А сапогу, видимо, не терпелось проводить утюг вон отсюда, такие настали времена.

— Прости, друг,— говорил сапог.— Так сошлось. Уйди.

— Давай уйдем вместе,— повторял утюг холодея.

— Так получилось, прощай,— твердил сапог.— Я не могу.

И он даже вынул из голенища подзорную трубу и протянул утюгу.

— Зачем мне это? — печально отвечал утюг.— Без тебя мне ничего не нужно.

И сапог вынужден был поставить подзорную трубу в угол просто так.

— Но это же я ее люблю,— упирался утюг.— Она мне землячка, мы с одного завода. Пепельница-то.

— Прости, друг, но это она так решила,— тупо твердил сапог, притоптывая от неловкости.

— Только ты уж ее не бросай,— тяжело сказал на это утюг.

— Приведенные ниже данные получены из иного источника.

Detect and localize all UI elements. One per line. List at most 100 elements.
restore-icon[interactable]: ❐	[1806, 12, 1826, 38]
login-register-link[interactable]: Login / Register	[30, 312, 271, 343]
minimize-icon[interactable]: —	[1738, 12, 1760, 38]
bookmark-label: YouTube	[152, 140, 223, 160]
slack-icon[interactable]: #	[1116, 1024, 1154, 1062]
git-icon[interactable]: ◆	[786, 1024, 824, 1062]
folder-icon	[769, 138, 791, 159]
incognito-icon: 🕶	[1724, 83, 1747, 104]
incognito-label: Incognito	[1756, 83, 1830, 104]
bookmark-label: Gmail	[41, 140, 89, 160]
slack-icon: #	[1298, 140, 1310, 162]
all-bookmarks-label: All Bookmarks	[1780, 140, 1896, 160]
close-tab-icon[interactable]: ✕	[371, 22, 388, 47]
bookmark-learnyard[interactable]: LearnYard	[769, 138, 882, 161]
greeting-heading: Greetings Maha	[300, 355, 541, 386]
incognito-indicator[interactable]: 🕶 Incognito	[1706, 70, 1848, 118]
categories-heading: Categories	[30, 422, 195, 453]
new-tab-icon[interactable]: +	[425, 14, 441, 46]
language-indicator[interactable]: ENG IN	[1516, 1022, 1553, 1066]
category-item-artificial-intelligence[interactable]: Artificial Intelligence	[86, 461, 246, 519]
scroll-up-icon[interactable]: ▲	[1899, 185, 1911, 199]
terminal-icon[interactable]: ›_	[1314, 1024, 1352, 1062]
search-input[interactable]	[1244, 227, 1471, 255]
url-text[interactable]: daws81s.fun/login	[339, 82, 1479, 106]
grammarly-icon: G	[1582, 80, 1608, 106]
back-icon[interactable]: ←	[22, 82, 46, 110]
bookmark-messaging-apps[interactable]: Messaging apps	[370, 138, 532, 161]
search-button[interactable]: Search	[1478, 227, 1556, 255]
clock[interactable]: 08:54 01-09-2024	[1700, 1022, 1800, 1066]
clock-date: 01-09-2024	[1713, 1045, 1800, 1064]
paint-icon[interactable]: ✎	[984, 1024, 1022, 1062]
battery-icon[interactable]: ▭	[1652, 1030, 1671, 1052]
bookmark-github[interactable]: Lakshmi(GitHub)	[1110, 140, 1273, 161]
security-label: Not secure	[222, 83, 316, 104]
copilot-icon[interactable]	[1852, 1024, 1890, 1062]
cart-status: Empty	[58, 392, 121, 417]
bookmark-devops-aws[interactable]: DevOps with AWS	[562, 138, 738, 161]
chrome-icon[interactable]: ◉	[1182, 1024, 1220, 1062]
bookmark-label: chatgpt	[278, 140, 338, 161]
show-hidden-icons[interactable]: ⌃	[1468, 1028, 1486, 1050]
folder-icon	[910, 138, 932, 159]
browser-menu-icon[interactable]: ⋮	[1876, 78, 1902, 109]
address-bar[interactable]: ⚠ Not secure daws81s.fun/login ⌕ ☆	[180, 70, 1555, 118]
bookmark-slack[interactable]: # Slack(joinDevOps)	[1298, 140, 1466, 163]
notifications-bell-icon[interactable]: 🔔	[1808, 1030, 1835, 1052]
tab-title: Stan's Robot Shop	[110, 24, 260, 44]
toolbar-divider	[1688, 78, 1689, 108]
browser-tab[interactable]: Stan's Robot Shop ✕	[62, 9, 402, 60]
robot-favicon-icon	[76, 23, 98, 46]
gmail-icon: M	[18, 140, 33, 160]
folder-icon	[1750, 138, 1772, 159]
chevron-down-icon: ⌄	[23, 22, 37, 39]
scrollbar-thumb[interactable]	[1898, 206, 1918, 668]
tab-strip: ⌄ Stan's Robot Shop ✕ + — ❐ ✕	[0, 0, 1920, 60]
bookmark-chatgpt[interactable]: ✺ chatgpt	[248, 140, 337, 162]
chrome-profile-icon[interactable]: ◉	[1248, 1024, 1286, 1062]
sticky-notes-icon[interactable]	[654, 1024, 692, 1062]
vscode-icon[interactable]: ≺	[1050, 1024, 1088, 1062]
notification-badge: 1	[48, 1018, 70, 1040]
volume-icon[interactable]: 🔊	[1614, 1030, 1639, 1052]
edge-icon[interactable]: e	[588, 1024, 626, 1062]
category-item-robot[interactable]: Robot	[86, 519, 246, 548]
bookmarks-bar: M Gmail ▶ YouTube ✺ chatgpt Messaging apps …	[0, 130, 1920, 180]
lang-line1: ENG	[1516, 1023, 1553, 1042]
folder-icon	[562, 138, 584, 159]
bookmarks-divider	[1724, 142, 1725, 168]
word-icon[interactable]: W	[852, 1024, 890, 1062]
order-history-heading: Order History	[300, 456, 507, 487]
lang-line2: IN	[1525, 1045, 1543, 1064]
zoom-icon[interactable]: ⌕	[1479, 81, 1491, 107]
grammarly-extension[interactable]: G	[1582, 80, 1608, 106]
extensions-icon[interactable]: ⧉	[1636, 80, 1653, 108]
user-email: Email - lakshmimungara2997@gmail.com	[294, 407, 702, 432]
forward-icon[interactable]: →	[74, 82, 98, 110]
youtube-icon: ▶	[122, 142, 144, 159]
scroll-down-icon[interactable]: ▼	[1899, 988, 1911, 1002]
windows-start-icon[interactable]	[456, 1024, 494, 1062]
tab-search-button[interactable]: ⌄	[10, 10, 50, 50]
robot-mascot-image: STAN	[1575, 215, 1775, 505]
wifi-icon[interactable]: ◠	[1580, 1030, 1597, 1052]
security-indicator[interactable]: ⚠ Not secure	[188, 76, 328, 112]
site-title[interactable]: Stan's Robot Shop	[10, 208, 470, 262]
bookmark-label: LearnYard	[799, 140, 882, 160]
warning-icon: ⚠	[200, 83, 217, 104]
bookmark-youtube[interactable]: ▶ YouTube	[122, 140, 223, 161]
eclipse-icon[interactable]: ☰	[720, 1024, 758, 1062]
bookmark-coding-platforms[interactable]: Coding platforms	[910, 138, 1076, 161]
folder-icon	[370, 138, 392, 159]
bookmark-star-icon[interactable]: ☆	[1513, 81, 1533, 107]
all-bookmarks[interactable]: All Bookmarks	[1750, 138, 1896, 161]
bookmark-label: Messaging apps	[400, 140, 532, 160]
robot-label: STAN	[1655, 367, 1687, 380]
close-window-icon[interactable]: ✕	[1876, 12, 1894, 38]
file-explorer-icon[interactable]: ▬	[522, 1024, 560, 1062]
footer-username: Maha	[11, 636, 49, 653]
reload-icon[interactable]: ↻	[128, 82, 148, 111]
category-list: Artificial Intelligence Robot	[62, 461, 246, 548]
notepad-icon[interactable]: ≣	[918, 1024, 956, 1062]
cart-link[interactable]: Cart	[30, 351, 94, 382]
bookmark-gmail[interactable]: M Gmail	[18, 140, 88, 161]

В ответ сапог поклялся, что будет помогать во всем чугунной пепельнице, устроится на работу здесь, в ресторане, и не кем-нибудь, а урной, чтобы помогать пепельнице, которая, как ни говори, буквально пропадает под тяжестью окурков и огрызков одна, каждый день полную смену!

Утюг тяжело вздохнул, а сапог уже встал и стоял на добровольных началах у стены, и в него (извините) каждый мог бросить и бросал всякую дрянь, и пепельница поневоле в этом участвовала каждые пять минут — поневоле, потому что ее то и дело переполняли дымные, чумазые окурки, еще не вполне остывшие, и сапог подбегал и подставлялся, жалея бедную чугунную подружку.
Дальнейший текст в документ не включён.